Coronavirus kills off neoliberalism
The responses to crises come in two phases. First, governments respond in predictable ways, consistent with how they have acted before. But then crises have a longer-lasting power, and that is to shift our thinking about what governments should do. The coronavirus is a totemic case in this respect. It is likely to produce the biggest paradigmatic shift in economic policy that Europe has witnessed since the 1980s. So, as governments switch to new policy instruments, the biggest economic casualty of the coronavirus across Europe looks set to be neoliberalism.
Having spent several months in Italy and recently having returned to London, I am struck by how our national responses to the virus display many predictable characteristics. The laissez-faire instincts of the British prompted Boris Johnson to only “advise” the public on what they should do. It was as if the captain of the Titanic was saying to his passengers, “Given the new circumstances, you may wish to avail yourselves of a lifeboat.” The informality of his response involved an ambiguity – different ministers were giving different messages – but it also provoked a response from civil society that was well ahead of official government policy. Indeed, people started panic buying in irrational ways.
Bizarrely, the threat of a respiratory illness led consumers to buy as much toilet paper as possible. And, while Johnson was suddenly saying he was basing his policy on expert advice – not a reference point for him in the Brexit debate – he chose to listen to British academics modeling likely behavior patterns on shaky assumptions rather than the medical science influencing most other countries.
The British response was not entirely unique. Sweden, for example, also chose a more relaxed approach. But, by contrast, the state traditions of Southern Europe led to a very different, rules-based response. Italy closed schools and universities, required all non-essential shops to shut down, and decreed that everyone going out on to the street should first download an official form and declare why they were venturing out. Of course people had to fill in a form: The administrative culture requires it, as it does in France and Greece. More importantly, people complied, perhaps because of the clarity of the firm message. Shoppers waited dutifully outside supermarkets, 2 meters apart, quiet and respectful of the regulation. There has been no panic buying.
The Greek case is even more interesting. A government machine short on expertise and resources, with inherent problems of coordination across different departments, it looked as ill-equipped as any to face the onslaught of the pandemic.
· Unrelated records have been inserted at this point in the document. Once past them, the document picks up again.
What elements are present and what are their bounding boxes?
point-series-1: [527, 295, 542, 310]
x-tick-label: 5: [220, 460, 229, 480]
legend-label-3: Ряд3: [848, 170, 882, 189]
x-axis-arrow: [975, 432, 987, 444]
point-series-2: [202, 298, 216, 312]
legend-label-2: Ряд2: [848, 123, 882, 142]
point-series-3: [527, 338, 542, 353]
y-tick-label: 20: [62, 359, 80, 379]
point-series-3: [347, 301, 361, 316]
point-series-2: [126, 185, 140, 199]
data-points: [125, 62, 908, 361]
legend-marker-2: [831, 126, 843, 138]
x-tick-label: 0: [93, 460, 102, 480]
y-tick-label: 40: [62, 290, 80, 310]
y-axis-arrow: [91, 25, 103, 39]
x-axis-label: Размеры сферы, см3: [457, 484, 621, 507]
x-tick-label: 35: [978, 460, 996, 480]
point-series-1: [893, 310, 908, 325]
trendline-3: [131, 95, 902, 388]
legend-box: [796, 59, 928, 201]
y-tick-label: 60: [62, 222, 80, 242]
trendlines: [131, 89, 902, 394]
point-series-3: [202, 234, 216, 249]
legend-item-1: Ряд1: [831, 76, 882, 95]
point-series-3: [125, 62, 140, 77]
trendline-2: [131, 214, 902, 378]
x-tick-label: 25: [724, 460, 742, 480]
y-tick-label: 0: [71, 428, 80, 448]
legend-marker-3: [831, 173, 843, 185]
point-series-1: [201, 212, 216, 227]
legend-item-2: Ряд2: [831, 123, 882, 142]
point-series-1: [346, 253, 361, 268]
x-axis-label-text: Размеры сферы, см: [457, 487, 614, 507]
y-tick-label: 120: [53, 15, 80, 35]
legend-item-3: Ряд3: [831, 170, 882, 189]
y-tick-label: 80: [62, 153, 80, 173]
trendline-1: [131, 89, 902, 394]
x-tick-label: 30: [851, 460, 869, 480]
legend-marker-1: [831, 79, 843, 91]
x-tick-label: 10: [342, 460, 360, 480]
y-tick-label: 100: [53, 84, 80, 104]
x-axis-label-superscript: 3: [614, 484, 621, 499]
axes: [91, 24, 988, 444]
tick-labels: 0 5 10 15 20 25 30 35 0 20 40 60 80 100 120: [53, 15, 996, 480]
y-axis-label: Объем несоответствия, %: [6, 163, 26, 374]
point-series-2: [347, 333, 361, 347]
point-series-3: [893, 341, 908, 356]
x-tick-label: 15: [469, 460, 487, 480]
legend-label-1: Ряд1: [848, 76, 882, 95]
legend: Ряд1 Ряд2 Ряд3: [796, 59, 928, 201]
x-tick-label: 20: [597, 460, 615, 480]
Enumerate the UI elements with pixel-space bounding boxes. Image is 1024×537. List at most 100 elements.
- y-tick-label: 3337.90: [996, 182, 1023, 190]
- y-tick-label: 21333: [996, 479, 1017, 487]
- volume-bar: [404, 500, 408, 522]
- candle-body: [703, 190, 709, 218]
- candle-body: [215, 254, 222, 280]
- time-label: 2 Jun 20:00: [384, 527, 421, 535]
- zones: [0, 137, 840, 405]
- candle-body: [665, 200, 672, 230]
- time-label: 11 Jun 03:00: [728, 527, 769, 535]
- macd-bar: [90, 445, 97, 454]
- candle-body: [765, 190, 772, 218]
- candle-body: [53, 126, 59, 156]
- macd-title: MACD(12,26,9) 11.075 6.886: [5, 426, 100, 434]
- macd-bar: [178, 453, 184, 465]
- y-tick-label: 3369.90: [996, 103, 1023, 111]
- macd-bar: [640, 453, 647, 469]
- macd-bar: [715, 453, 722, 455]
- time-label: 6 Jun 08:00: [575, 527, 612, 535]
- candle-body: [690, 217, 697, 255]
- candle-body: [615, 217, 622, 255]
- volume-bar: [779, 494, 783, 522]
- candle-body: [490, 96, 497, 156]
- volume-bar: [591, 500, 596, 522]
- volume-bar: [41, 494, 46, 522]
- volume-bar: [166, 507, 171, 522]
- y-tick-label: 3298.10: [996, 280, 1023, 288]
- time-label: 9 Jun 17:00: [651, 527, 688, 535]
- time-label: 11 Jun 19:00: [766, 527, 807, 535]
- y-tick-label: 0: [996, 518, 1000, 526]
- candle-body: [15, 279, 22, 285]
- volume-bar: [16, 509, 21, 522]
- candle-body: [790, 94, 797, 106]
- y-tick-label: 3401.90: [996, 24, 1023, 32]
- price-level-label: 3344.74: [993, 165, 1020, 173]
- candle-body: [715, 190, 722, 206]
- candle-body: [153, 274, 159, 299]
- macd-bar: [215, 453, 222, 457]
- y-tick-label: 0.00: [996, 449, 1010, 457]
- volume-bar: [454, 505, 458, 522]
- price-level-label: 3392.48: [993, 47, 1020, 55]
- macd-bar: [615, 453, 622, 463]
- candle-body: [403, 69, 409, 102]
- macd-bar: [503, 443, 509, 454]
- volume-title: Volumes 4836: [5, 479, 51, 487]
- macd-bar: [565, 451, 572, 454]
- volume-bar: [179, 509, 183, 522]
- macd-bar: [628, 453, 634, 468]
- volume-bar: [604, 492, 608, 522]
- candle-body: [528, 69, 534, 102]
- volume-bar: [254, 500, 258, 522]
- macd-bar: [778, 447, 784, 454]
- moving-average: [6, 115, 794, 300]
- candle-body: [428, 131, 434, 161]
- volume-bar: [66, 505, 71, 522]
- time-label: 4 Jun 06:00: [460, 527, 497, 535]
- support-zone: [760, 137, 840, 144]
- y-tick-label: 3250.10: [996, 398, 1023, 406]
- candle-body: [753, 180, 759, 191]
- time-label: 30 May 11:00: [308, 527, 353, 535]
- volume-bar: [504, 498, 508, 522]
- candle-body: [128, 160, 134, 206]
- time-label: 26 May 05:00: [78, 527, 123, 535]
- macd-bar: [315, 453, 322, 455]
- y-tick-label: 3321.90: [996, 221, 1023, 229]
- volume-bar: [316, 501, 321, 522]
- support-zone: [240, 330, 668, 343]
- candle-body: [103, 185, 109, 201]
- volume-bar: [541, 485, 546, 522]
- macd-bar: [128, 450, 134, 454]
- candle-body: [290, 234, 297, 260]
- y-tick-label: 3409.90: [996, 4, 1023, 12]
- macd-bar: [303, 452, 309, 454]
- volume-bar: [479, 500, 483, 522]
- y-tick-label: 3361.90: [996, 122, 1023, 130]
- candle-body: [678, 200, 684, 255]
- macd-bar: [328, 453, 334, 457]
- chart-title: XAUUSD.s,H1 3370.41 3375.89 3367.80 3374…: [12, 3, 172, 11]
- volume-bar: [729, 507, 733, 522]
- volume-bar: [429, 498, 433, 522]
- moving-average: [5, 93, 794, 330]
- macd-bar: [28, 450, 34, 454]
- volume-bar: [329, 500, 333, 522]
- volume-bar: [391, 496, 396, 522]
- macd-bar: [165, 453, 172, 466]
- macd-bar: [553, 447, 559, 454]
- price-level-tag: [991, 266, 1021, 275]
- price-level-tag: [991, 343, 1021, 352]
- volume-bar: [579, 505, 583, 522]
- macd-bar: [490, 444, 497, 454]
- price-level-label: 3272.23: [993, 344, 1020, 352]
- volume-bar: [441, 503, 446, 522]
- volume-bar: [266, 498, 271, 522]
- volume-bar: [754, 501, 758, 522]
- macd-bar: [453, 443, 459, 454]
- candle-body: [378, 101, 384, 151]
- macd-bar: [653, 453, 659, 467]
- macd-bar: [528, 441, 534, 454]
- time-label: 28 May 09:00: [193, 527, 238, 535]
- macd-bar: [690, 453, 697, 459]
But these known weaknesses appear to have triggered their own solution. Prime Minister Kyriakos Mitsotakis has appeared decisive. The task force he created, headed by the respected immunologist Sotiris Tsiodras, has enabled a clear voice to be heard for official policy on the virus. In parallel, Nikos Hardalias has been promoted to deputy minister to centralize government decisions and actions. Instead of inefficiency, there has been quick and efficient action. And, despite a health system denuded by recent austerity, the results so far have been impressive. Greece has a far lower rate of infections or deaths than most European countries. Bravo!
Beyond these crisis management strategies, the economic implications of the pandemic are, of course, huge. And it is these expected consequences that are already shifting thinking about what governments can or should do in the economy. We do not begin from a tabula rasa. Already, the international financial crisis had prompted a greater central bank and government activism. A populist turn meant Boris Johnson’s government committed itself, before the pandemic was known, to major public investment. Now his government is making almost daily promises to spend more taxpayer’s money: One day it is a promise to give away 35 billion pounds, almost the next day there’s more promises. He says he wants to “hug” every worker with state subsidies of incomes – clearly, for fear of the pandemic producing an economic depression. Similarly, US President Donald Trump last week agreed a new $2 trillion package of spending with Congress. Anglo-Saxon conservatism – indeed, neoliberalism – is on the defensive truly like never before. But the effects are wider.
German Chancellor Angela Merkel has announced the biggest rise in public expenditure in German history. The ordoliberal principle of stable public finances has been cast aside. The principle has been abandoned and it will not be easy to resuscitate it.
Crises provoke emergency responses, but they can also have longer-term legacies. The response to the Second World War was for governments to take on more responsibility for the level of employment, welfare and public infrastructure. National responses today are returning to that frame of mind. Such intentions run deep in the public psyche. They are not easily forgotten. The aftereffect of the coronavirus may well be that we are all social democrats now!
Kevin Featherstone is Eleftherios Venizelos Professor of Contemporary Greek Studies and director of the Hellenic Observatory at the London School of Economics.